Contemplate the reality of God’s holy and solemn presence. “‘A man that is praying,’ says Bernard, ‘should behave himself as if he were entering into the court of heaven, where he sees the Lord upon his throne, surrounded with ten thousand of His angels and saints ministering unto him.’”3 Is it not wonderful that such a God would allow us to approach Him? He has! May we do so mindful of His glorious presence.
When your mind wanders, humble yourself before God, repent, and seek assistance. Repentance is an essential key to any kind of change in sanctification. If by our inattentiveness we minimize the greatness of God and the privilege of knowing and serving Him, we should lament our thoughtlessness. Repentance should always be accompanied by faith, therefore, we ought follow such turning with petitions for God’s help in focusing on Him that we may rightly enjoy Him in service.
“Look at the success and the comfort of your duties as if the keeping of your heart close to God depended very much on them.” The God we serve is one who said of Israel, “this people honors me with their lips, but their hearts are far from me” (Isa 29:13; Matt 15:8). Ought we then as regenerate believers be content to pray, read, and serve with dull hearts and unengaged minds? Surely not. Flavel notes that the promise of Jeremiah 29:13 is made to the person with an engaged heart: “You will seek me and find me when you seek me with all your heart.” Therefore, the engagement of the heart and mind in our service to the Lord is not a peripheral issue, but central. We should ponder this.

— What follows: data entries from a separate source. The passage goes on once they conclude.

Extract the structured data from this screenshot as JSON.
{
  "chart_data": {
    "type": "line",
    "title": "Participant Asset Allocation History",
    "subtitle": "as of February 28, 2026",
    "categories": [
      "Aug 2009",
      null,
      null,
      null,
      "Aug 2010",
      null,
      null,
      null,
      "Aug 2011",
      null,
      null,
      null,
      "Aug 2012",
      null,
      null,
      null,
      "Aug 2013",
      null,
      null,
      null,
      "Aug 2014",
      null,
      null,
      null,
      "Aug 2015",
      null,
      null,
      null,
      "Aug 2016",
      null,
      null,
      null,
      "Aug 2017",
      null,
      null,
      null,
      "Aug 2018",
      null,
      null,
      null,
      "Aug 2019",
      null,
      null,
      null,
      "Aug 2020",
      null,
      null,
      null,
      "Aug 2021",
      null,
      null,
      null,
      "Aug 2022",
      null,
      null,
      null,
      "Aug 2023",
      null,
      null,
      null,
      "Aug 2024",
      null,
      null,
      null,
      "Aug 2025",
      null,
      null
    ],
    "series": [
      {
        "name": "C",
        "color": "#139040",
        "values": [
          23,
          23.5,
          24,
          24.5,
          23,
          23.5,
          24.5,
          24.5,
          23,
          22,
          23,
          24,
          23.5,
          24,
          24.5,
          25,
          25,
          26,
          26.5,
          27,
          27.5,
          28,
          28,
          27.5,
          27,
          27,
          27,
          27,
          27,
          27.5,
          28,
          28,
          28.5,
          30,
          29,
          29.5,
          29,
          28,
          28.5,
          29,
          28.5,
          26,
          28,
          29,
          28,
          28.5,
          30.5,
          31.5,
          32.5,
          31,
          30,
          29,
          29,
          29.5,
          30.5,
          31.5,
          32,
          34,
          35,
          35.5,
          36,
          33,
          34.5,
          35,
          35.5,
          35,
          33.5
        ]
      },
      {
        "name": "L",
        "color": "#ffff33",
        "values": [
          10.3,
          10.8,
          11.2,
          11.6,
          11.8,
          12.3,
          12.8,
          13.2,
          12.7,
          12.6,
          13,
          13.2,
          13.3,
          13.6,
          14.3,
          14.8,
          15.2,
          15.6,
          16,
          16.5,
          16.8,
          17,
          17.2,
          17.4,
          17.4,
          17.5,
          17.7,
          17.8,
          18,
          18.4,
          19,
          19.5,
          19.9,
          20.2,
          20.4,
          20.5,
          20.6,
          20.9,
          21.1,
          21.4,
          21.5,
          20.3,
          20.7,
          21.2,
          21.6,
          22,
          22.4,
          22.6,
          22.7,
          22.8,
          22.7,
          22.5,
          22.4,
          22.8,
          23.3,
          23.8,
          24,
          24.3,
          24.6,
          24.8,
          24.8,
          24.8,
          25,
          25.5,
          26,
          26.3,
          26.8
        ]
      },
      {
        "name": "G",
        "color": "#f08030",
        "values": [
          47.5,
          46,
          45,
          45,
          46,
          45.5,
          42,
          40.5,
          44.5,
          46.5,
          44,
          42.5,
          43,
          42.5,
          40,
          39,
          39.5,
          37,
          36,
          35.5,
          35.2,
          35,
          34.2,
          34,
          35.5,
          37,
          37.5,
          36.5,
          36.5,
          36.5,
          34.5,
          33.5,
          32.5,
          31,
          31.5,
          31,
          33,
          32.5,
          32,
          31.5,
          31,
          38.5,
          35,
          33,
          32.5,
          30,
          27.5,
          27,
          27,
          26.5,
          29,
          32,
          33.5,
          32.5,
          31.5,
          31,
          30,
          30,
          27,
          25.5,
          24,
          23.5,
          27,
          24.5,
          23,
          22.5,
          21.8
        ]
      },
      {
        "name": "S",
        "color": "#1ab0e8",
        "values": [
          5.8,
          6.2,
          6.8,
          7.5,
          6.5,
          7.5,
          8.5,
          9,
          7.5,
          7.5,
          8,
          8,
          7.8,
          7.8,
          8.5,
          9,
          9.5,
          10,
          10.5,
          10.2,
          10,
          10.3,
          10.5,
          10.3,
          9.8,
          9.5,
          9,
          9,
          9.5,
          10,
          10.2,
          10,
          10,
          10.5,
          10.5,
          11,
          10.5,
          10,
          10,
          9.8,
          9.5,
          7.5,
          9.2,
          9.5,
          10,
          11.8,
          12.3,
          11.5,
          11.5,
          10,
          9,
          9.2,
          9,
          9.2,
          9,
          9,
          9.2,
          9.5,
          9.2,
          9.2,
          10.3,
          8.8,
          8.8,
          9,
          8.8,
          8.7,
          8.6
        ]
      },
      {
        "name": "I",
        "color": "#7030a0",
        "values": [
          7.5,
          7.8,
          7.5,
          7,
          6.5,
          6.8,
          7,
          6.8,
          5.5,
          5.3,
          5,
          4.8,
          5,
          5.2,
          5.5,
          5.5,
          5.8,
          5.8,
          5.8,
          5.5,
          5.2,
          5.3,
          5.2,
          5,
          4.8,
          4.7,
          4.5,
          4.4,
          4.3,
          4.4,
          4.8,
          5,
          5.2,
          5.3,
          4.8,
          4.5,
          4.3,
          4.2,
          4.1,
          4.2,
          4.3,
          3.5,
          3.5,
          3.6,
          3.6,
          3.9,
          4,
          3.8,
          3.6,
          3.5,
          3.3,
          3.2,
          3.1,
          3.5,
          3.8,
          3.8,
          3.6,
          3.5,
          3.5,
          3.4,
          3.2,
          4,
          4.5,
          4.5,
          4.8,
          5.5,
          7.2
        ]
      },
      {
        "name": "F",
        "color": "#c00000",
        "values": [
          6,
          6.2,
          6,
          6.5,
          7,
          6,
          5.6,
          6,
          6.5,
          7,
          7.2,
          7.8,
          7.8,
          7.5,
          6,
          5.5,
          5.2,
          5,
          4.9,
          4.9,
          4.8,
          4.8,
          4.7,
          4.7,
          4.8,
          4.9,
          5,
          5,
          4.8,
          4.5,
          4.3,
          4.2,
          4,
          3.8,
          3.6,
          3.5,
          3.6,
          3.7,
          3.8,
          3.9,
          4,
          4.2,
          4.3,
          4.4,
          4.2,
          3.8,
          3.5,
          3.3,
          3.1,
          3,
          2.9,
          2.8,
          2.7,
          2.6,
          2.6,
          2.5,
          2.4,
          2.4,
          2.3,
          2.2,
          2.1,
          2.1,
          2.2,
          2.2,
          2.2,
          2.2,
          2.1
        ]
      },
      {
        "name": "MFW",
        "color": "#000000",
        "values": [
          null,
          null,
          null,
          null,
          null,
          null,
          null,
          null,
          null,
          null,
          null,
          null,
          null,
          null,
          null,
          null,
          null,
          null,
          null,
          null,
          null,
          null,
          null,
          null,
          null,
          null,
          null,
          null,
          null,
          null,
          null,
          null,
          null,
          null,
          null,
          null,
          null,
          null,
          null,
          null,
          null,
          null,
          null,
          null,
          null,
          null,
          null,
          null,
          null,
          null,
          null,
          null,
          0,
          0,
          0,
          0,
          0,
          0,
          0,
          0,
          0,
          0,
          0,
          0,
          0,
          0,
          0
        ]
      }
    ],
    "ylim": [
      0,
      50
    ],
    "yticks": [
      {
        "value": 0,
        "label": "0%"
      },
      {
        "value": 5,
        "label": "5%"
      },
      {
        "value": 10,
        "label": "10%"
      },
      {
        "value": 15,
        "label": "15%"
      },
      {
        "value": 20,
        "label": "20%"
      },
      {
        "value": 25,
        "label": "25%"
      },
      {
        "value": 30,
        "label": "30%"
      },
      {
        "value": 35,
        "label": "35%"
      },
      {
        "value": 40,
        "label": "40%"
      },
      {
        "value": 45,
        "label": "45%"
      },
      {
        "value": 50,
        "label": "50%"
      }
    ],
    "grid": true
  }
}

These points are a sampling of Flavel's suggestions regarding avoiding distractions in “duty.” Further, they are but a smattering of Flavel’s teaching on keeping the heart more broadly. There is much additional timeless and timely instruction in Keeping the Heart. The whole work would be helpful to you. I certainly pray these points will be.
1 You can read a free pdf version here.
2 Quotation marks indicate direct quotations from the edition linked above.
3 St. Bernard of Clairvaux, Sermon 12 on Psalm 91.